En confidence, elle me dit avoir elle-même traversé des phases dépressives très profondes et vécu des états anxiogènes très difficiles à surmonter, lui étant arrivé, par moments, de désirer la mort, sous n’importe quelle forme. 
C’est une question qui lui vient désormais à l’esprit fréquemment, un doute qui l’assaille,de façon récurrente, et qu’elle sait, pertinemment, ne pouvoir jamais résoudre définitivement : aurait-elle attiré à soi, ce mal, à cause de son esprit malade et de ses propres idéations suicidaires, à l’instar de cette autre femme ?
Je n’ai bien sûr pas su quoi lui répondre, comme ça, à brûle pourpoint. Moi, qui suis un scientifique très cartésien, malgré mes propres doutes et mes difficultés existentielles latentes, un rationnel, un pragmatique très peu enclin à la sensiblerie, j’ai en réalité très peu à dire sur ce genre de déviations émotionnelles extrêmes.

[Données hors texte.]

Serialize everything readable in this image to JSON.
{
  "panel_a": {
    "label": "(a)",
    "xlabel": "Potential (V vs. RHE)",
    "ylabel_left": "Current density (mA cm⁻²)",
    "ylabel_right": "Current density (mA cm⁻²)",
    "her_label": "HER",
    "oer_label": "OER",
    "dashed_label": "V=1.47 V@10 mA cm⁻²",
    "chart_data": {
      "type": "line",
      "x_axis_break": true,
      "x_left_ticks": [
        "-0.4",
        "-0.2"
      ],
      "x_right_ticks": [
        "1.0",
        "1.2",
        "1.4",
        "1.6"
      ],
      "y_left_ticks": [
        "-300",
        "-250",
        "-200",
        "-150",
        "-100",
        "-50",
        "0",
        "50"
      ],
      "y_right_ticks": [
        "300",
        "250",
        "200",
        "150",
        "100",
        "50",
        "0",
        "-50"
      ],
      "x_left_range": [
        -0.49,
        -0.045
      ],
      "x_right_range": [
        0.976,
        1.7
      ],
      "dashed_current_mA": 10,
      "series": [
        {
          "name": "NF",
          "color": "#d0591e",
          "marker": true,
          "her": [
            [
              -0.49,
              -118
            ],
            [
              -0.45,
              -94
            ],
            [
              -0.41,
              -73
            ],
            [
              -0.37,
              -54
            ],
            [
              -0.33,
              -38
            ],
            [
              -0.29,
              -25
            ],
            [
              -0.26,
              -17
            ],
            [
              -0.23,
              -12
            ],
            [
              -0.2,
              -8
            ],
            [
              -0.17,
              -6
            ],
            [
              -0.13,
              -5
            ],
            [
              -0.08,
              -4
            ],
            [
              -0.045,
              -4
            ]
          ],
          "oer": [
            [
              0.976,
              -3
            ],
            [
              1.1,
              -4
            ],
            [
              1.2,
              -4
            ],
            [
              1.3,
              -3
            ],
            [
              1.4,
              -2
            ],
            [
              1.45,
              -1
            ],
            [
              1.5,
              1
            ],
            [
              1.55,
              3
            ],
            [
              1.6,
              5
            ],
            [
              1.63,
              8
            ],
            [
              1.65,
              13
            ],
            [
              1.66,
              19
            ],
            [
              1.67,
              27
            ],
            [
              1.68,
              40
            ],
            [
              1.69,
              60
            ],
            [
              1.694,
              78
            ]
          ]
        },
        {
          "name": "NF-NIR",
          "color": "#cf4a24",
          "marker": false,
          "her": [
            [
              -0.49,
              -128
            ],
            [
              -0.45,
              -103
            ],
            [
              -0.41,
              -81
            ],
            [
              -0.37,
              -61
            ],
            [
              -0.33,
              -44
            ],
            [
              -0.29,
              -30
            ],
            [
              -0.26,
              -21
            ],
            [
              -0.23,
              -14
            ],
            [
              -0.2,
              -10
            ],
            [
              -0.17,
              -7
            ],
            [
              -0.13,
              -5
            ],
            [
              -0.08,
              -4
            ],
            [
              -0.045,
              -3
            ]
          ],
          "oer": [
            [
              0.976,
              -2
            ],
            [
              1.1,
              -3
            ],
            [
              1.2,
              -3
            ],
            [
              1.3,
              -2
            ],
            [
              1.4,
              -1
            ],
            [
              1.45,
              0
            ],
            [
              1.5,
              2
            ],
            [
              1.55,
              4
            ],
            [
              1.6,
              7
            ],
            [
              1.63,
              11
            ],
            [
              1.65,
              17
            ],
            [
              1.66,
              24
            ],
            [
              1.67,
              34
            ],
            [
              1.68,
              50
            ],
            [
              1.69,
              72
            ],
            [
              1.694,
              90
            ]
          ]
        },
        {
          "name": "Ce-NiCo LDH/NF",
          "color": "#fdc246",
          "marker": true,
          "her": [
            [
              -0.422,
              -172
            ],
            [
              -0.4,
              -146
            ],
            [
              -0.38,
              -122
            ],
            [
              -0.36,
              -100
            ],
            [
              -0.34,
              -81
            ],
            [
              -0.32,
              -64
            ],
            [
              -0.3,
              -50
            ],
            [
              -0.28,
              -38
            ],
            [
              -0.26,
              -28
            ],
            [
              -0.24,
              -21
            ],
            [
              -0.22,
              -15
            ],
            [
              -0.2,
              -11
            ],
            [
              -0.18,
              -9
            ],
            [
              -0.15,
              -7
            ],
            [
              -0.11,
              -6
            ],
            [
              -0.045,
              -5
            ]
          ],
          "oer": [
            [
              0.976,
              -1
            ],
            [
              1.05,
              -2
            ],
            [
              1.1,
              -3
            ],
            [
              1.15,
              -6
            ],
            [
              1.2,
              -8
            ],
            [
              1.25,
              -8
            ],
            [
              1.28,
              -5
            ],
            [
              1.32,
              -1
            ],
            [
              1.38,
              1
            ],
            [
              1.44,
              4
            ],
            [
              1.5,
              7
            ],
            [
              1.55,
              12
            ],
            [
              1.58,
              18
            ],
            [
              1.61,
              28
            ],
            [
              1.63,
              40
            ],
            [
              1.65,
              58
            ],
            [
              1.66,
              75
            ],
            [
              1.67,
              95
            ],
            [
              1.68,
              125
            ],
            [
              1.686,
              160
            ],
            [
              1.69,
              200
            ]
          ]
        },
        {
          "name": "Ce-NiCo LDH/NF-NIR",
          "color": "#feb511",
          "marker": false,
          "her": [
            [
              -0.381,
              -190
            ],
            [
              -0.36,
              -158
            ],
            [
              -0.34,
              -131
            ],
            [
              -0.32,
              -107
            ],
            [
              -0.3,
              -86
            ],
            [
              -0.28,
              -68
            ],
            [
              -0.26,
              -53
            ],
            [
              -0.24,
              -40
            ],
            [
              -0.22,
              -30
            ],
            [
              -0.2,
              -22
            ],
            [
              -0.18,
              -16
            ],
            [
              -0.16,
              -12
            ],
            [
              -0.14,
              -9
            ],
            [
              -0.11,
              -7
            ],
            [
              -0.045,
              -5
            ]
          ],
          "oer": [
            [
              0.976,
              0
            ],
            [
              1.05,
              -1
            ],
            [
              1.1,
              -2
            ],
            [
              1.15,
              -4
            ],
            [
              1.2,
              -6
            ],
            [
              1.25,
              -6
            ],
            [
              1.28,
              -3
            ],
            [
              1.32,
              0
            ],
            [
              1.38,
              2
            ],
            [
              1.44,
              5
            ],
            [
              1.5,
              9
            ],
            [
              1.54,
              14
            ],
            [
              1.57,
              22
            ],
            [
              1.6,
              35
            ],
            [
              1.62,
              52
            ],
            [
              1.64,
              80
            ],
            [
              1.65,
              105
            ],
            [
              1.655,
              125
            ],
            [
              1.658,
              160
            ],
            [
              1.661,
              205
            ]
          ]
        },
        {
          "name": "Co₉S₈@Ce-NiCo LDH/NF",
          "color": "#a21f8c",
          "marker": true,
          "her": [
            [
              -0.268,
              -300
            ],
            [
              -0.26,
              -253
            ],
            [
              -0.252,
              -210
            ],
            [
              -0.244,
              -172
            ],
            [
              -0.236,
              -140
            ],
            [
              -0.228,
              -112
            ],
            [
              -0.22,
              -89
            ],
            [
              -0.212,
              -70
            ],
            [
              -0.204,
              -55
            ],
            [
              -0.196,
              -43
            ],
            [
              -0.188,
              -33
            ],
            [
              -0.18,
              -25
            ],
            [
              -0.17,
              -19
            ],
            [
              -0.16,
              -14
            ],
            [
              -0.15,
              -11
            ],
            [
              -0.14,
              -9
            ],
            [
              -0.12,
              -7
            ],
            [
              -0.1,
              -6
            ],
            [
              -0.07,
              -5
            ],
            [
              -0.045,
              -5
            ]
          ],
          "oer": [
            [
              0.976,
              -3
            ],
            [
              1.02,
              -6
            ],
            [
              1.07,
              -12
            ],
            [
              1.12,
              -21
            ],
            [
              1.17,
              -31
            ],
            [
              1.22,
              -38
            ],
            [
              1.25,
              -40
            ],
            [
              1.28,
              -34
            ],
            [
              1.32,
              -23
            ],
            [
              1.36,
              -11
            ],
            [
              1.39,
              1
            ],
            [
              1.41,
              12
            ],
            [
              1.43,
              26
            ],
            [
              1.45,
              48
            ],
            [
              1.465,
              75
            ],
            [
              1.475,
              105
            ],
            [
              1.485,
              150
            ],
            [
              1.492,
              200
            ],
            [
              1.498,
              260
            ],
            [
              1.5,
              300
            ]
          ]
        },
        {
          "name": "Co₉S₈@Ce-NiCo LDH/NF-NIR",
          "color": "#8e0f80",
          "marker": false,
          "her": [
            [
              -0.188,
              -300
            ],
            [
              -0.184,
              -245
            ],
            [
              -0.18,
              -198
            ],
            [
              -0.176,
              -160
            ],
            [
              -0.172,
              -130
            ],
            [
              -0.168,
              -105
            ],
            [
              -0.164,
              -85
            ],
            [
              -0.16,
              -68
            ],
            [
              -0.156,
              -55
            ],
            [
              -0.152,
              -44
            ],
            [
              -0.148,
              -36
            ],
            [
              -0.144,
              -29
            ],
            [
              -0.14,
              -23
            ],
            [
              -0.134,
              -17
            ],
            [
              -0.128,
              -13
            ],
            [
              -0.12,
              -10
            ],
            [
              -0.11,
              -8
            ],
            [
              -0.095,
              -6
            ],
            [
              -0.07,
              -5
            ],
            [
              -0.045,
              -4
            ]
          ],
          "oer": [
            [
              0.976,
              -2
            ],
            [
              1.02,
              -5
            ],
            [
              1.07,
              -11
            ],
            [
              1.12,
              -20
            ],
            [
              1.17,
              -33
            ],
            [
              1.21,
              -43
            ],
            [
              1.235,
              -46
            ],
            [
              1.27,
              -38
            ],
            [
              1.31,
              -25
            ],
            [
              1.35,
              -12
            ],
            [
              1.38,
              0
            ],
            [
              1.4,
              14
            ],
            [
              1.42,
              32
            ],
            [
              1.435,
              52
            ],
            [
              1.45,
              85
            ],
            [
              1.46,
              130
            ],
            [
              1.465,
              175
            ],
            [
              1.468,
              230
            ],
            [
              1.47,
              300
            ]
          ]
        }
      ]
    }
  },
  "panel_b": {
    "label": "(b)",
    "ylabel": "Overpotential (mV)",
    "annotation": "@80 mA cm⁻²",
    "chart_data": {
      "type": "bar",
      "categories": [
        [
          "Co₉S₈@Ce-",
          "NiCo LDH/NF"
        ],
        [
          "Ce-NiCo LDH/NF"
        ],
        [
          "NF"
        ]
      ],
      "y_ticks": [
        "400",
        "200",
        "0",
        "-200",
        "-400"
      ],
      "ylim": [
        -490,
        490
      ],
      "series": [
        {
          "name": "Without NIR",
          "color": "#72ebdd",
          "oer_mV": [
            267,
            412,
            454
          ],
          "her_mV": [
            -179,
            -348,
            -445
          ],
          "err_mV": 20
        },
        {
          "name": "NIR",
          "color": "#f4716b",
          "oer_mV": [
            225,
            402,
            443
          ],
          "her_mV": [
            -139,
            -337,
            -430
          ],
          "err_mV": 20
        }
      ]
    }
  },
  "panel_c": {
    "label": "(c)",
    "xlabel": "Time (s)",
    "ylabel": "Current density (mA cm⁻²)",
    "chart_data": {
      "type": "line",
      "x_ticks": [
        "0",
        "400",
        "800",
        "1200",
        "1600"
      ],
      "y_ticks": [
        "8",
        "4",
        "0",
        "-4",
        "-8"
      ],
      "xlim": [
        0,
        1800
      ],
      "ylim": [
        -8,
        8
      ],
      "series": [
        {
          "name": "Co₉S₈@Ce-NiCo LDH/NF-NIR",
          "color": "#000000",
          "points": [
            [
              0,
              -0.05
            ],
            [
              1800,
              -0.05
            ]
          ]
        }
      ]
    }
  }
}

Et j’ai pensé, pour moi, car je ne veux en aucun cas la froisser, que c’étaient là encore de belles sornettes à dormir debout, des idées farfelues voire loufoques comme savent en trouver les femmes dotées d’une sensibilité maladive, d’une acuité émotive hors du commun, des réflexions grotesques et inutiles, des questionnements pollués par d’excessives passions de l’âme, et surtout des solipsismes très puissants mais très vains,
Ah ! les femmes !
Je m’en vais finir ma bouteille de Cognac, entamée en hier. Ça me tiendra chaud dans ce confinement glacé.